Leben[Bearbeiten | Quelltext bearbeiten]

Gamboni studierte von 1973 bis 1977 Französische Literatur, Kunstgeschichte und Anglistik an der Universität Lausanne und schloss sein Studium mit einer Lizentiatsarbeit über den Roman Les Jours et les Nuits von Alfred Jarry ab.[1] Von 1977 bis 1983 war Gamboni Assistent an der Universität Lausanne.[2] 1983 veröffentlichte er sein erstes Buch: über den Ikonoklasmus in der modernen Kunst. Von 1983 bis 1985 war er Gastkurator am Musée cantonal des Beaux-Arts in Lausanne. Er kuratierte eine Ausstellung über Louis Rivier und die religiöse Malerei in der Westschweiz im 19. Jahrhundert, die neben Lausanne auch im Aargauer Kunsthaus und in veränderter Form im Kunstmuseum Luzern gezeigt wurde.[2] 1986 wurde in Lausanne ausserdem eine Ausstellung über das kulturelle Leben in der Schweiz der Zwischenkriegszeit gezeigt, die Gamboni co-kuratiert hatte.

Von 1986 bis 1989 erhielt er ein Stipendium des Schweizerischen Nationalfonds zur Fertigstellung seiner Dissertation. Er besuchte in dieser Zeit an der EHESS in Paris das Seminar von Pierre Bourdieu.[1] 1989 wurde er an der Universität Lausanne mit einer Studie über das Verhältnis von Literatur und Kunst bei Odilon Redon promoviert. Danach erarbeitete er die 21. Ausstellung des Europarats zum Thema «Das Bild der Republik in der Kunst des 16. bis 20. Jahrhunderts», die von Mai bis September 1991 am Historischen Museum Bern und am Kunstmuseum Bern gezeigt wurde. Auch den Katalog zur Ausstellung gab er heraus.

Von 1991 bis 1997 war er Professor für Kunstgeschichte an der Universität Lyon II. Von 1993 bis 1998 war er zugleich Mitglied des Institut Universitaire de France.
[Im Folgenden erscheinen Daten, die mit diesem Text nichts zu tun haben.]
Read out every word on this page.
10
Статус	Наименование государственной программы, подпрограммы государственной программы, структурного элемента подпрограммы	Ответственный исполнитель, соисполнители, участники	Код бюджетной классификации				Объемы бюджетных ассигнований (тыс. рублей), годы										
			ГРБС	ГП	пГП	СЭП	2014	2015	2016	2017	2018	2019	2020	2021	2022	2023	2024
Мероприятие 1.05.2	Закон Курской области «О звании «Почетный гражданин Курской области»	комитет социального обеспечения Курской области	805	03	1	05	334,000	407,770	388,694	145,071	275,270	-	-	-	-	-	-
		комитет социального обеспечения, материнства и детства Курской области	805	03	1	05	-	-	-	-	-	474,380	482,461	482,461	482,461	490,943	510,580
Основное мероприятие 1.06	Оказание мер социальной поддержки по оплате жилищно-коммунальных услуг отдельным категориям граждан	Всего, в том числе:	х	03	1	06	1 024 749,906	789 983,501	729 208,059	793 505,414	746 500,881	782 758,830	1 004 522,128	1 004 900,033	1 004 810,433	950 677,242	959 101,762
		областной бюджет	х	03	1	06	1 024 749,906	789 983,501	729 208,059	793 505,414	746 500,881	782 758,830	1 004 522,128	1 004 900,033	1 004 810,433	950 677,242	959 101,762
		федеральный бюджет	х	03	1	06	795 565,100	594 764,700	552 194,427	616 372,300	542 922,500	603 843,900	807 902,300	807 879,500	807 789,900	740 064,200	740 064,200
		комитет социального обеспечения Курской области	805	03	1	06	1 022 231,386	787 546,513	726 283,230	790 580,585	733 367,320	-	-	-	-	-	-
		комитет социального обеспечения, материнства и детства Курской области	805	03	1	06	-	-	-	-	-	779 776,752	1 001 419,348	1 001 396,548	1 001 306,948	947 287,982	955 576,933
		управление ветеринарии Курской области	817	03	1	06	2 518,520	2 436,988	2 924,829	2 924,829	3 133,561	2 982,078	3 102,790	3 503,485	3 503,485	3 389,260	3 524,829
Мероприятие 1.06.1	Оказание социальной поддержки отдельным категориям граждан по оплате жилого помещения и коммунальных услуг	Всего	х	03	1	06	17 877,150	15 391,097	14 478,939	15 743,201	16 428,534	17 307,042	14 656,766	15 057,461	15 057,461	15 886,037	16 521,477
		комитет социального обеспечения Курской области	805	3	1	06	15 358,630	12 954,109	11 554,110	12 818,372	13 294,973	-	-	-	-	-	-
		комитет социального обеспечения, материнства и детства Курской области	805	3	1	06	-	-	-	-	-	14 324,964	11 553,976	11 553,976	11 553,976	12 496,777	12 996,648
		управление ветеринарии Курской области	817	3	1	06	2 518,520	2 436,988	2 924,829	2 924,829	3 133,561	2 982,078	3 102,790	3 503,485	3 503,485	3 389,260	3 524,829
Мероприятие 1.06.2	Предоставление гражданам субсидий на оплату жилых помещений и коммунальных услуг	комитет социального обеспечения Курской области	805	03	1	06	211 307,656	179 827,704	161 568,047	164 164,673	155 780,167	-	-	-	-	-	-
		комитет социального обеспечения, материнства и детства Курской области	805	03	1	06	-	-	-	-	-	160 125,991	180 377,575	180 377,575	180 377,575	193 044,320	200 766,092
Von 1998 bis 2000 war er Andrew W. Mellon Professor of the Humanities an der Case Western Reserve University in Cleveland, Ohio, und von 2001 bis 2004 Professor für Kunstgeschichte an der Universität Amsterdam. Von 2004 bis zu seiner Emeritierung 2020 war er ordentlicher Professor für Kunstgeschichte an der Universität Genf.[1] 2006 erhielt er für seine Verdienste als Kunstvermittler den Prix Meret Oppenheim zugesprochen.[3] Er hatte Gastprofessuren in Frankfurt, Buenos Aires, Freiburg im Breisgau, Mexiko-Stadt, Sao Paulo, Tokio, New Delhi sowie an der École normale supérieure in Paris und wurde als Fellow an zahlreiche Institutionen eingeladen.

Er war als Co-Kurator an zwei grossen Ausstellungen am ZKM in Karlsruhe beteiligt: Zusammen mit Peter Weibel, Bruno Latour, Peter Galison, Adam Lowe, Joseph Koerner und Hans Ulrich Obrist verantwortete er 2002 die Ausstellung Iconoclash.[4] Bei der von Bruno Latour und Peter Weibel kuratierten Ausstellung Making Things Public. Atmosphären der Demokratie von 2005 war er für die Sektion The Composite Body zuständig.[5]

Gamboni ist in zweiter Ehe mit der Künstlerin Johanna Weis verheiratet und Vater von drei Kindern.[2] Er lebt gegenwärtig in Berlin.

Forschung[Bearbeiten | Quelltext bearbeiten]

Gamboni forschte hauptsächlich über die europäische Kunst seit dem 18. Jahrhundert. Sein Schwerpunkt liegt auf der Kunst um 1900. Er ist Spezialist für das Werk von Odilon Redon und Paul Gauguin.

Stark rezipiert wurde seine Forschung zum Ikonoklasmus und Vandalismus in der modernen und zeitgenössischen Kunst. Diesem Thema hat er zwei Bücher gewidmet. Die 1997 auf Englisch erschienene Studie The Destruction of Art wurde in zahlreiche Sprachen übersetzt (auf Deutsch, Französisch, Spanisch, Japanisch und Chinesisch).[6] Gamboni wurde deswegen auch schon als «Doyen der Ikonoklasmus- und Vandalismusforschung in der Moderne» bezeichnet.[7]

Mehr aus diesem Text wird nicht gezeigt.